Allerdings gab es auch schon früher in der Geschichte mancher Königshäuser Vorbilder dafür, dass Herrscher ihre außerhalb des Ehebettes geborenen Sprösslinge als ihr Fleisch und Blut anerkannten und sogar mit Titeln, Ehren und offiziellen Aufgaben gewürdigt haben. Charles II., Namensvetter und Vorgänger im Amte des jetzigen Königs von Großbritannien im späten 17. Jahrhundert, war trotz langjähriger Ehe mit einer portugiesischen Prinzessin mit keinen offiziellen Erben gesegnet. Daher ernannte er konsequent alle Söhne, die er mit diversen Mätressen gezeugt hatte, schon in Kindertagen zu Herzögen und sorgte für ihr Fortkommen in der Welt. 

Auch die quasi-royalen Töchter gingen nicht leer aus, wurden vom König anerkannt, erhielten sprechende Kunst-Nachnamen wie "Fitzcharles" oder "Fitzroy" und wurden dann so bald wie möglich mit würdigen Aristokraten verheiratet, sodass angemessen für sie gesorgt war. Besonders einem seiner Söhne mit seiner Lieblingsmätresse, einer französischen Adeligen Louise de Kérouailles, verlieh er nicht nur den Herzogstitel von Richmond und ließ ihm eine Erziehung angedeihen, die jedem Prinzen Ehre gemacht hätte. Später wurde es Charles Richmond auch ermöglicht, auf verschiedenen hohen Posten in der britischen Armee zu dienen und als Vertrauter des späteren Königs William III. zu fungieren.

Fürstliches Zugeständnis an gesellschaftliche Veränderungen?

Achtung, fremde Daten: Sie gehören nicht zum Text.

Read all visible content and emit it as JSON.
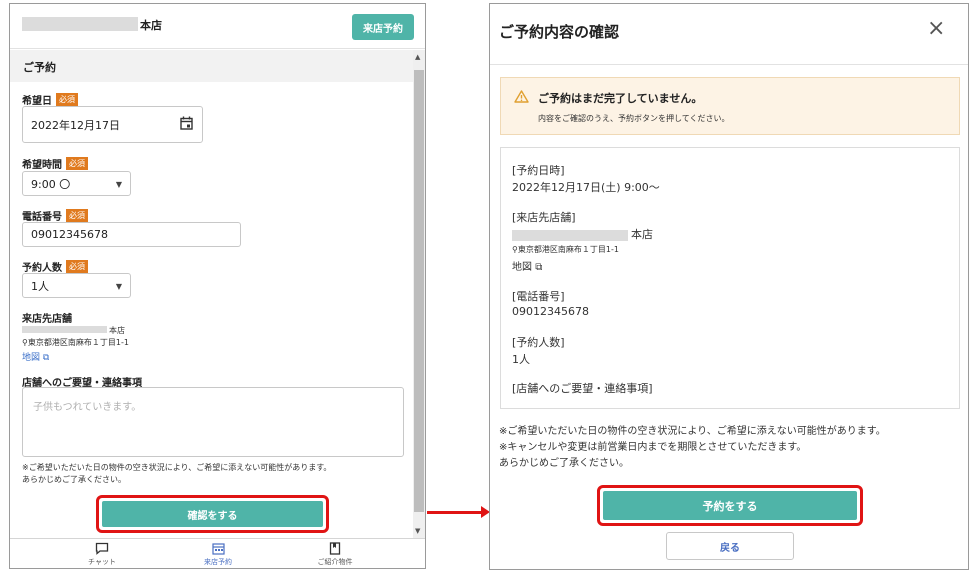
{
  "left": {
    "store_name": "本店",
    "visit_button": "来店予約",
    "section_title": "ご予約",
    "date_label": "希望日",
    "required_badge": "必須",
    "date_value": "2022年12月17日",
    "time_label": "希望時間",
    "time_value": "9:00 〇",
    "phone_label": "電話番号",
    "phone_value": "09012345678",
    "people_label": "予約人数",
    "people_value": "1人",
    "shop_label": "来店先店舗",
    "shop_name": "本店",
    "shop_address": "⚲東京都港区南麻布１丁目1-1",
    "map_link": "地図",
    "request_label": "店舗へのご要望・連絡事項",
    "request_placeholder": "子供もつれていきます。",
    "note_line1": "※ご希望いただいた日の物件の空き状況により、ご希望に添えない可能性があります。",
    "note_line2": "あらかじめご了承ください。",
    "confirm_button": "確認をする",
    "nav": [
      {
        "label": "チャット",
        "icon": "chat-icon"
      },
      {
        "label": "来店予約",
        "icon": "calendar-icon"
      },
      {
        "label": "ご紹介物件",
        "icon": "bookmark-icon"
      }
    ]
  },
  "right": {
    "title": "ご予約内容の確認",
    "close": "×",
    "warning_title": "ご予約はまだ完了していません。",
    "warning_text": "内容をご確認のうえ、予約ボタンを押してください。",
    "date_heading": "[予約日時]",
    "date_value": "2022年12月17日(土) 9:00〜",
    "shop_heading": "[来店先店舗]",
    "shop_name": "本店",
    "shop_address": "⚲東京都港区南麻布１丁目1-1",
    "map_link": "地図",
    "phone_heading": "[電話番号]",
    "phone_value": "09012345678",
    "people_heading": "[予約人数]",
    "people_value": "1人",
    "request_heading": "[店舗へのご要望・連絡事項]",
    "note1": "※ご希望いただいた日の物件の空き状況により、ご希望に添えない可能性があります。",
    "note2": "※キャンセルや変更は前営業日内までを期限とさせていただきます。",
    "note3": "あらかじめご了承ください。",
    "book_button": "予約をする",
    "back_button": "戻る"
  },
  "colors": {
    "accent": "#4fb4a8",
    "highlight": "#e01414",
    "badge": "#e07a1e",
    "link": "#3a6fc9"
  }
}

Insofern ist der Umgang von Fürst Albert von Monaco mit seinem unehelichen Erstgeborenen Alexandre nichts Neues oder Unerhörtes, auch wenn die angedeuteten Pläne, den jungen Monsieur Grimaldi zu einem offiziellen Vertreter des Fürstentums zu ernennen, ungewöhnlich wirken mögen.

Vielleicht hat Albert aber auch nur erkannt, dass es in der heutigen von (sozialen) Medien stark bestimmten Welt sowieso nicht mehr möglich wäre, Kinder aus Seitensprüngen lange zu verheimlichen. Dann lieber die Flucht nach vorn antreten und das royale Potential sinnvoll einsetzen. So wirkt man wie ein moderner Herrscher, der mit der Zeit geht. Denn zumindest in der westlichen Welt sind uneheliche Nachkommen mittlerweile ja vor dem Gesetz meist ehelich geborenen Kindern gleichgestellt, was Versorgungs- und Erbansprüche betrifft.

Daran könnten sich andere Monarchen ruhig mal ein Beispiel nehmen: Bei Ex-König Juan Carlos von Spanien zum Beispiel sollen derzeit noch mindestens zwei ungeklärte Vaterschaftsklagen anhängig sein.